Looking Back on a Summer Tradition
Training camp at McDaniel College was in many ways an annual right of passage for fans, transitioning mindsets from summer to fall. It was once a tradition but now just a memory. Press play for a trip down memory lane or read the transcript below.
Recently I posted an older blog on Flashback Friday that revisited the topic of Ravens training camp at McDaniel College. For some it was like picking at a scab that still hasn’t quite fully healed.
There was something very nostalgic about those trips out Route 140 and into the inviting arms of Westminster, Maryland. The old-fashioned family restaurant Baugher’s, the rolling hills and the rural setting served as a picturesque slice of Americana detached from the city’s hustle and bustle.
But like most things that advance with technology there is collateral damage.
In exchange for creature comforts we sacrifice charm. In exchange for modern conveniences intended to accelerate the pace of life we forget to slow down, soak things in and absorb part of our past. Somehow the innocence of simplicity is lost, replaced by new engineering.
I have always compared McDaniel to the baseball field carved out of the cornfields of Iowa in the movie, “A Field of Dreams.” Those hazy, hot days of July and August when fans took a day off work to sit in the wooden bleachers just like many of their parents and grandparents did years ago when Baltimore was the home of the Colts.
It’s easy to imagine these words from James Earl Jones applying to McDaniel.
“They will find they have reserved seats somewhere along the baselines where they sat when they were children. And cheer their heroes. And they’ll watch the game, and it’ll be as if they dipped themselves in magic waters.”
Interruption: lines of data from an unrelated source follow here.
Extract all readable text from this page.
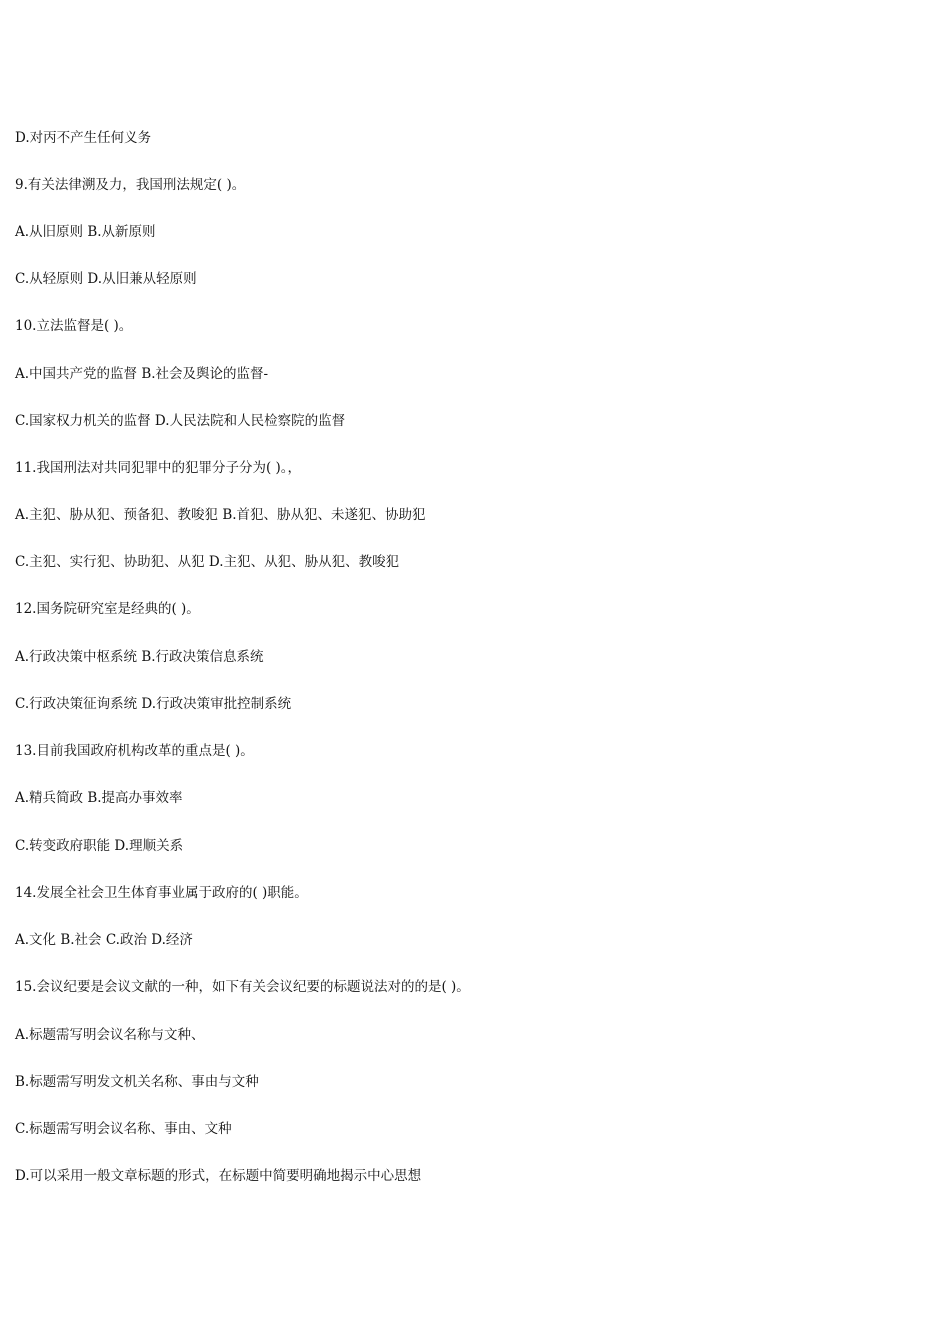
D.对丙不产生任何义务

9.有关法律溯及力，我国刑法规定( )。

A.从旧原则 B.从新原则

C.从轻原则 D.从旧兼从轻原则

10.立法监督是( )。

A.中国共产党的监督 B.社会及舆论的监督-

C.国家权力机关的监督 D.人民法院和人民检察院的监督

11.我国刑法对共同犯罪中的犯罪分子分为( )。，

A.主犯、胁从犯、预备犯、教唆犯 B.首犯、胁从犯、未遂犯、协助犯

C.主犯、实行犯、协助犯、从犯 D.主犯、从犯、胁从犯、教唆犯

12.国务院研究室是经典的( )。

A.行政决策中枢系统 B.行政决策信息系统

C.行政决策征询系统 D.行政决策审批控制系统

13.目前我国政府机构改革的重点是( )。

A.精兵简政 B.提高办事效率

C.转变政府职能 D.理顺关系

14.发展全社会卫生体育事业属于政府的( )职能。

A.文化 B.社会 C.政治 D.经济

15.会议纪要是会议文献的一种，如下有关会议纪要的标题说法对的的是( )。

A.标题需写明会议名称与文种、

B.标题需写明发文机关名称、事由与文种

C.标题需写明会议名称、事由、文种

D.可以采用一般文章标题的形式，在标题中简要明确地揭示中心思想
The NFL’s newest collective bargaining agreement changed all that. It limits the time players can spend on the field so in order to maximize every second of that time practices must be extremely efficient – efficiencies that McDaniel just can’t provide to allow the Ravens to effectively compete.
We have the memories of those good old days. Those they can’t take away.
Some of us have pictures, proof that we were there during the good old days.
And as much as we’d like to, you can’t go back and do it all over.
Today you just have to wait to see if the lottery process gets you a seat on a more modern bench in Owings Mills.